RIL Mapping Populations

RIL mapping populations are pure populations obtained by selfing two inbred parents using sequential selfing methods to construct genetic linkage maps. This population type is commonly used in genetic studies and involves the following steps:

  • Initial cross: Two different self-fertilizing pure strains or lines are selected as parents and crossed to produce F1 generation progeny.
  • Successive selfing: Starting from the F1 generation, successive selfing operations are performed, leading to each generation of individuals being self-pollinated or self-crossed to produce self-fertilized individuals.
  • Population establishment: After several generations of selfing, the genotypes among individuals stabilize and become fixed, resulting in a large number of selfed individuals that form a RIL mapping population.
  • Marker analysis: Individuals in a RIL population are genotyped using DNA markers or other molecular markers such as SNP markers, SSR markers, and locus-specific sequences.
  • Construction of genetic linkage map: Analyzing the genotypes and related phenotypic data of individuals in the RIL population, computational methods and statistical models are employed to infer the linkage relationships and distances between different marker loci, ultimately constructing the genetic linkage map.

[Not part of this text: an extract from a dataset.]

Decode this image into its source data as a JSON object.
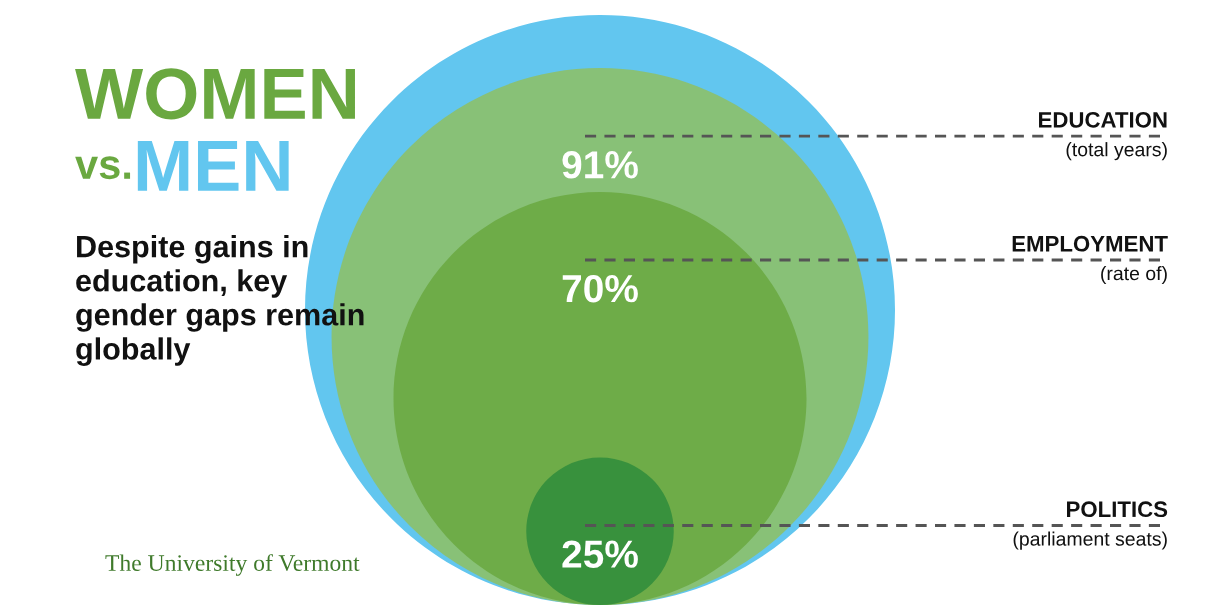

These maps provide valuable insights into the location of loci, linkage relationships, and segregation, which have significant applications in studying the genetic basis of complex traits, gene localization, and correlation analysis.

DH Mapping Populations

Genetics researchers commonly utilize DH (Doubled Haploid) mapping populations to construct genetic linkage maps. These populations enable asexual reproduction of cells and chromosome purification, leading to the development of self-compatible plants or animals.
The process of creating and employing DH mapping populations involves the following steps:

  • Initial hybridization: Two parent individuals, typically self-pure individuals with high affinity, are chosen for hybridization.
  • Asexual reproduction: The hybrid individuals undergo appropriate asexual reproduction techniques like pollen culture, embryo culture, haploid induction, and in vitro culture. These methods yield asexually reproduced individuals containing genetic material from only one parent, possessing a haploid number of gamete chromosomes in their genome.
  • Chromosome purification: Various chromosome purification techniques are applied to double the number of chromosomes in a haploid individual, transforming it into a doubled haploid individual. Common methods include chromosome doubling, restoration of male fertility from male sterility, and pollen treatment. This process results in a group of self-crossed and pure haploid individuals, forming the DH mapping population.
  • Marker analysis: Molecular marker techniques, such as SNP (single nucleotide polymorphism) markers, SSR (simple sequence repeat) markers, etc., are employed for genotype analysis of individuals in the DH population. Genotype data is obtained through gene chips, PCR amplification, and other means.
  • Construction of genetic linkage map: Through computational methods and statistical models, researchers analyze the genotypes and related phenotypic data of individuals in the DH population. This analysis helps infer the linkage relationships and distances between different marker loci, allowing the construction of a genetic linkage map.

Utilizing DH mapping populations significantly shortens the time required for self-crossing and purification, leading to a highly pure population. As a result, DH mapping populations have become a powerful tool for rapidly constructing genetic linkage maps and facilitating quick gene localization.


  1. Boutet, Gilles, et al. "SNP discovery and genetic mapping using genotyping by sequencing of whole genome genomic DNA from a pea RIL population." BMC genomics 17.1 (2016): 1-14.